In Inferno, Lachrymarum attempted to spellbind Mark Elliot during a music lecture in Rome. According to Argento, Ania Pieroni did not return to reprise her role as Lachrymarum in The Mother of Tears because "she now has five kids!"

Lachrymarum is portrayed by Israeli actress Moran Atias in The Mother of Tears. After the deaths of her sisters, the witch has been hibernating, and is awakened when Sarah Mandy (Asia Argento) opens the urn in which her most powerful relic, a red tunic, is stored. As her minions wreak havoc on the city above, Lachrymarum hides below ground in the catacombs of her Palazzo, regaining her strength. She is defeated when Sarah Mandy discovers her subterranean lair and rips and burns her tunic, causing the Palazzo to collapse. Lachrymarum is killed when an ornamental obelisk from the top of the building crashes into the ceremonial chamber, impaling her.

== Inspiration ==
The idea of "Three Mothers" comes from "Levana and Our Ladies of Sorrow", a section of Thomas de Quincey's Suspiria de Profundis. The piece asserts that just as there are three Fates and Graces, there are also three Sorrows. They include Mater Lachrymarum (Our Lady of Tears), Mater Suspiriorum (Our Lady of Sighs), and Mater Tenebrarum (Our Lady of Darkness). The attribute of each woman (tears, sighs, shadows/darkness) is a direct translation of her name from Latin ("mater" being the Latin word for "mother").

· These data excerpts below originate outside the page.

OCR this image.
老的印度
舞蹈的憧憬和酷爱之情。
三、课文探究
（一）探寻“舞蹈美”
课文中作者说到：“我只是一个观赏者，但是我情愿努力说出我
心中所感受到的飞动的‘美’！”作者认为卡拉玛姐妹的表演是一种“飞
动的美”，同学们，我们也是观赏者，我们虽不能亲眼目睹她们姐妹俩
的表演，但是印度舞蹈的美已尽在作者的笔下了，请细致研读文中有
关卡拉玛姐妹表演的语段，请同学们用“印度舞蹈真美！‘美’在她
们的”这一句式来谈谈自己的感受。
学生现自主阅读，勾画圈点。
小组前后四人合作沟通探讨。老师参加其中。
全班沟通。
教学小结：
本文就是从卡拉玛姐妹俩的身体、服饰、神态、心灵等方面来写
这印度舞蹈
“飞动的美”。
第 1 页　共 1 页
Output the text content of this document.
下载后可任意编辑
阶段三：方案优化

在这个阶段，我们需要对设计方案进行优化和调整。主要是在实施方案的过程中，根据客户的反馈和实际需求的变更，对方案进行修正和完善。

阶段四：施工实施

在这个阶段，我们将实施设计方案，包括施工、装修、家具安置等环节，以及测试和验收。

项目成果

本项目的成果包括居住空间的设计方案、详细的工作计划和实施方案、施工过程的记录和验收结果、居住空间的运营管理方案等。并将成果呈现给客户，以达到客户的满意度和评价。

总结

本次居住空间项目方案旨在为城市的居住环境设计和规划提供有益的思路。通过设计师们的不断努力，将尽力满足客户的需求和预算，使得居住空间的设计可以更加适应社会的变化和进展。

Suspiria may derive its title from the woman delineated in de Quincey's work. Infernos title does not reference Mater Tenebrarum, but the Italian for Hell is both Inferno or Tenebre.

== Reception ==
=== Critical reaction ===

| Film | Rotten Tomatoes | Metacritic |
|---|---|---|
| Suspiria | 94% (64 reviews) | 79 (10 reviews) |
| Inferno | 65% (17 reviews) | 69 (8 reviews) |
| The Mother of Tears | 47% (68 reviews) | 52 (18 reviews) |

== In other media ==
- Frequent Argento collaborator Luigi Cozzi made The Black Cat (1989), which features a meta storyline in which an actress hired to portray "Levana, the Mother of Tears" is terrorized by the witch.
- The manga The Voynich Hotel (2006-2015) features the Three Mothers as major characters.
- The story of the Three Mothers, and specifically that of Mater Suspiriorum, returns in a reimagined form in Luca Guadagnino's 2018 remake of Suspiria.
- In the 2018 film The Night Sitter, The Three Mothers are accidentally summoned by one of the children.
- In the 2023 novel Glass House by Paul Jessup the Three Mothers are trapped in a house by the ritual death of a suicide cult.